Murdered, not an accident. That is what everyone should know. He was brave. He was strong. He wants to jump up and interrupt the person feeding them lies, tell him he’s wrong.
He wants Colin to jump up and demand better.
He is livid and could scream and shout and call the man names, and call Colin names for leaving without saying goodbye, and bring down the place, thrash the chairs, wreck the grass, the trees, even the coffin.
But none of that would bring him back, so none of that is what he does.
He just remains seated and listens politely, and secretly, he also doesn’t want the service to end. Because it would mean going back to that room with the bunk bed that’ll be half-empty forever. The bunk bed they once used to build pillow forts to read late at night, the bunk bed they once kept their comic book collection under.
It’s still there, even after the eternity that had passed since he’d last taken one of the comics for a read. So many days on the run, so many days out of the house, so many days … and it’s all the same as he left it. He doesn’t want to go back to the room that reminds him constantly of Colin’s death …

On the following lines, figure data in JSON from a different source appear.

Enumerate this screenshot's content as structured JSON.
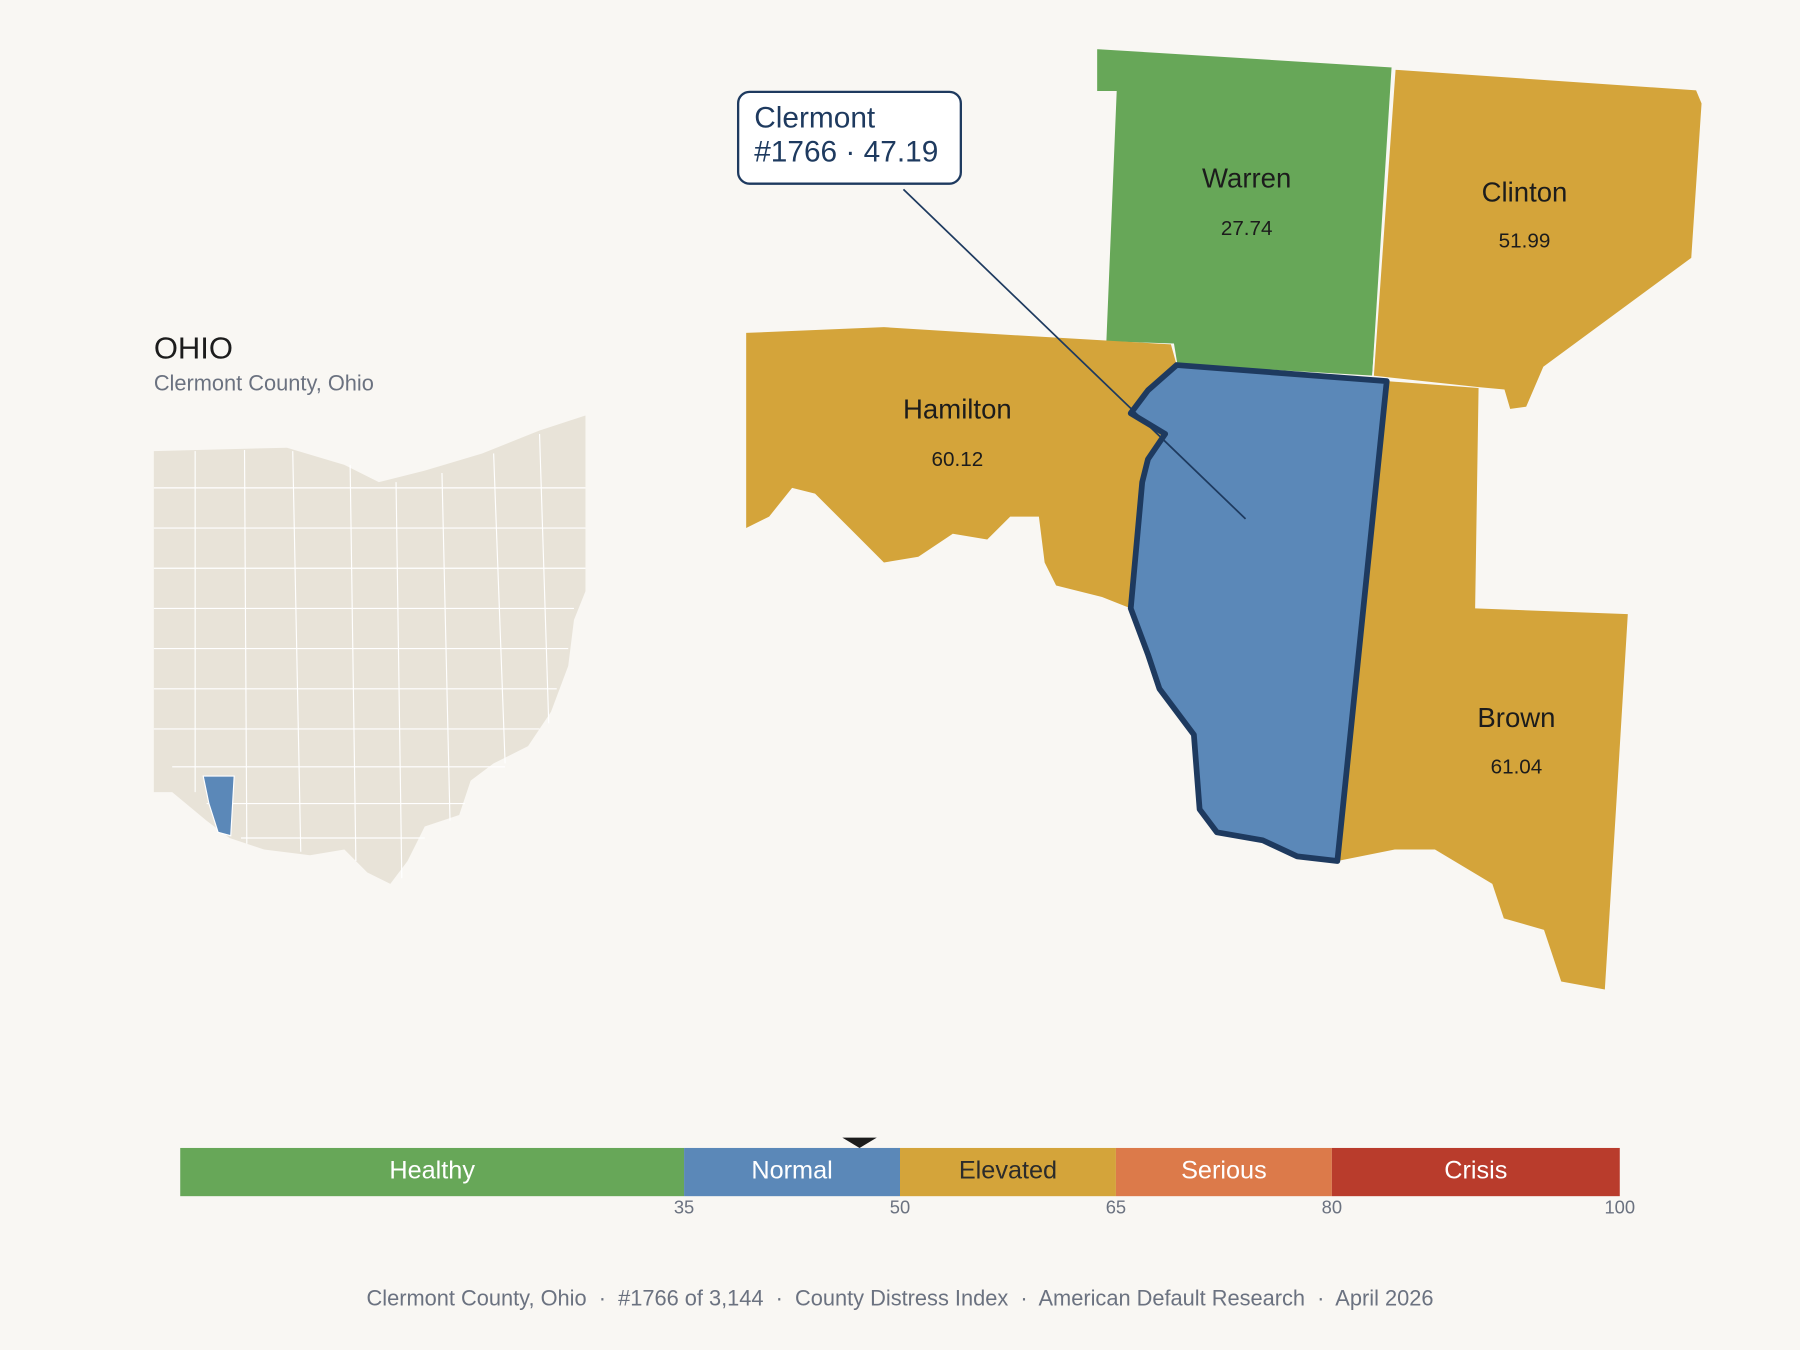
{
  "state": {
    "title": "OHIO",
    "subtitle": "Clermont County, Ohio"
  },
  "counties": [
    {
      "name": "Warren",
      "value": 27.74
    },
    {
      "name": "Clinton",
      "value": 51.99
    },
    {
      "name": "Hamilton",
      "value": 60.12
    },
    {
      "name": "Brown",
      "value": 61.04
    },
    {
      "name": "Clermont",
      "value": 47.19
    }
  ],
  "callout": {
    "name": "Clermont",
    "detail": "#1766 · 47.19"
  },
  "scale": {
    "range": [
      0,
      100
    ],
    "bands": [
      {
        "label": "Healthy",
        "to": 35,
        "color": "#67a758",
        "text_color": "#ffffff"
      },
      {
        "label": "Normal",
        "to": 50,
        "color": "#5b88b8",
        "text_color": "#ffffff"
      },
      {
        "label": "Elevated",
        "to": 65,
        "color": "#d4a43a",
        "text_color": "#2b2b2b"
      },
      {
        "label": "Serious",
        "to": 80,
        "color": "#dc7a4a",
        "text_color": "#ffffff"
      },
      {
        "label": "Crisis",
        "to": 100,
        "color": "#b93c2c",
        "text_color": "#ffffff"
      }
    ]
  },
  "footer": "Clermont County, Ohio  ·  #1766 of 3,144  ·  County Distress Index  ·  American Default Research  ·  April 2026"
}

But he will have to go back there after the service ends. Not immediately, no, first all of the Muggles need to be seen out, then the burial will take place, and he’ll be given his own headstone in this final resting place. But when all that is over and done with, he’ll go back to the place he is supposed to call his home, the house he grew up in and knows so well.
And he is right. He does. He goes back. After all is over and done with, and he is barely more than a wreck, he goes back. He goes home. Because he does still call it his home, even if it doesn’t feel like it.

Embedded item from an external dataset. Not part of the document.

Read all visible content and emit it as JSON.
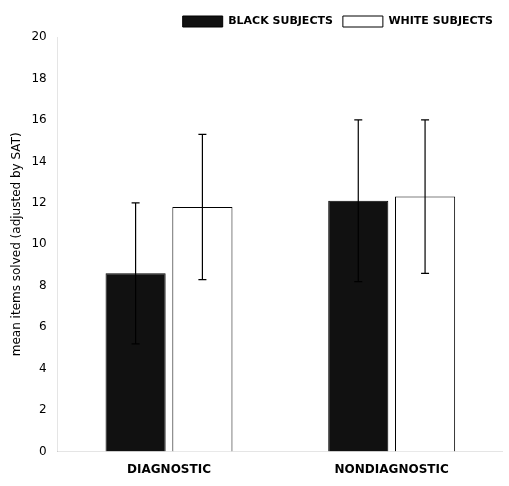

And he goes back to the bedroom with the bunk bed, as if nothing happened. He sits down on the soft mattress. He looks around the bedroom that is no longer theirs, but his, and his forever.
He falls apart for the final time that day, and lets the tears fall, whilst back on the hill another group appears, more people with more sticks that pop into existence, carrying the next coffin. The next victim.
And though the hill lies desolate, and is filled with death; it is the most alive it’s been in years.